A Câmara de Baependi aprovou a abertura de uma Comissão Parlamentar de Inquérito (CPI) para apurar uma série de irregularidades na sede do Executivo Municipal. A aprovação foi feita durante a realização da 20ª Reunião Ordinária, no dia 8 de novembro.
Ao início do encontro, foi aprovada a ata da última reunião ordinária, a 19ª, por unanimidade. Em seguida, a leitura do expediente com as correspondências recebidas e enviadas pelo Legislativo foi ouvida com atenção pelos edis baependianos, como os projetos de Lei que definem a Política Municipal de Turismo, o Fundo Municipal de Turismo e a criação do Conselho Municipal de Turismo.

Na Ordem do Dia, projetos, emendas e requerimentos foram discutidos e aprovados pelos nobres.
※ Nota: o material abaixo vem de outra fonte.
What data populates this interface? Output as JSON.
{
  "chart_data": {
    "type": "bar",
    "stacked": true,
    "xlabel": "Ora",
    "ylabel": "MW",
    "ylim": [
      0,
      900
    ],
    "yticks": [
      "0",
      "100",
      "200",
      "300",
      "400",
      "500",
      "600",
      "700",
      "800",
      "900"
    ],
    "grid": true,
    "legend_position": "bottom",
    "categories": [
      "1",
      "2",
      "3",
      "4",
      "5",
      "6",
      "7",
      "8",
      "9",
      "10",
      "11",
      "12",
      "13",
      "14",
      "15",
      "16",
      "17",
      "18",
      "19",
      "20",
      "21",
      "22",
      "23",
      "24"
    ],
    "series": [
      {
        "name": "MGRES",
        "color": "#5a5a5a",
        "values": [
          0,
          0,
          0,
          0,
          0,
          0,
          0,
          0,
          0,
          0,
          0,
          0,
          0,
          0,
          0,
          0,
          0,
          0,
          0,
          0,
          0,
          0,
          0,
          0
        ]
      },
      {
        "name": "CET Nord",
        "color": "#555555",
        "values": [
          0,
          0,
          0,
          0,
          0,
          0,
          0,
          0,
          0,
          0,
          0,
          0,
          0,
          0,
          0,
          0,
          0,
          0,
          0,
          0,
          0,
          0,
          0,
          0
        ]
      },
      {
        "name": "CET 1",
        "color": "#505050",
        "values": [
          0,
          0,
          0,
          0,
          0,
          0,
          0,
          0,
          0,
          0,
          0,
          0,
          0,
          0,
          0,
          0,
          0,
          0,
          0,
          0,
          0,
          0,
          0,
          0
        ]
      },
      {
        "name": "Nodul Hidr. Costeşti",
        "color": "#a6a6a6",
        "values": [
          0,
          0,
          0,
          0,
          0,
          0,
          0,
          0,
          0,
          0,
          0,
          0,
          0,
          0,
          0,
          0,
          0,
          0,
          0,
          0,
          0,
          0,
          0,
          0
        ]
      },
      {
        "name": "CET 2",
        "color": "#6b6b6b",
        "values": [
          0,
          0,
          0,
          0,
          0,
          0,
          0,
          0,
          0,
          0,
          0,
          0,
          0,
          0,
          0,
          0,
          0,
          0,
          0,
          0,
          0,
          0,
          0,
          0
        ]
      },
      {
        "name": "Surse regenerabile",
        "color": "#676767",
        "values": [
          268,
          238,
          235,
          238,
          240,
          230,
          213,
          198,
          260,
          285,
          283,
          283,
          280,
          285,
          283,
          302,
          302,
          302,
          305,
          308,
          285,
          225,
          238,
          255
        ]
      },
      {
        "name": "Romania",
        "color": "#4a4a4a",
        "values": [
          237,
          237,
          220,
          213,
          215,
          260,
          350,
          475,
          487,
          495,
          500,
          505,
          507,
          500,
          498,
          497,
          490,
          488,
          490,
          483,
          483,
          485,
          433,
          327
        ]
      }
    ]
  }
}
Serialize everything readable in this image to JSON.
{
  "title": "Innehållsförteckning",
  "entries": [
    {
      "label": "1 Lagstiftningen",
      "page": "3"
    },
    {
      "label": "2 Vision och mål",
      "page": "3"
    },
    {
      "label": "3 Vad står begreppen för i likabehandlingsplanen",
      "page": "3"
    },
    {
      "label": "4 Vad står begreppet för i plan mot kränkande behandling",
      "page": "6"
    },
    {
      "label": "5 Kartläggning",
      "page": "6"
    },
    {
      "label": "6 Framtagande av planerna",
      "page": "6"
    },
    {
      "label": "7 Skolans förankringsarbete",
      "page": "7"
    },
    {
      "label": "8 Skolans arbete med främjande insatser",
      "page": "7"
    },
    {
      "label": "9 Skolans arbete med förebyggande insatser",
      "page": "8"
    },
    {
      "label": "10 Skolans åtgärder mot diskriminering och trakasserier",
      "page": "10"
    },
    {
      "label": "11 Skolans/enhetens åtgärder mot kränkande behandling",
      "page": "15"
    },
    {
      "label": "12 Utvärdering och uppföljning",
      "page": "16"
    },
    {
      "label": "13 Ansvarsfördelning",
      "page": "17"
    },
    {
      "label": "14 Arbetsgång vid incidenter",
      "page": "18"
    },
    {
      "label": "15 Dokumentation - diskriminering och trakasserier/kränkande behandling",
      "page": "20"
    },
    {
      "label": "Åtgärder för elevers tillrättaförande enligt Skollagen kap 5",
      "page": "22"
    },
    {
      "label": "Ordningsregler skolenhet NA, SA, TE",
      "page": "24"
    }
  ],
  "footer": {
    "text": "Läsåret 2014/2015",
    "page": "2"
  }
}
O Projeto de Lei nº 56/2017, de autoria do vereador Marcos Rocha Maciel, que denomina a Fonte Pública localizada na Rua Félix dos Santos s/nº, no bairro da Ponte, de Bica Alfredo Espínola Pereira Filho – Alfredinho, foi aprovado por unanimidade. Assim como o Projeto de Lei nº 57/2017, de autoria do Executivo, que “dispõe sobre alteração do inciso II do art. 1º da Lei Municipal nº 3007/2016, e dá outras providências”.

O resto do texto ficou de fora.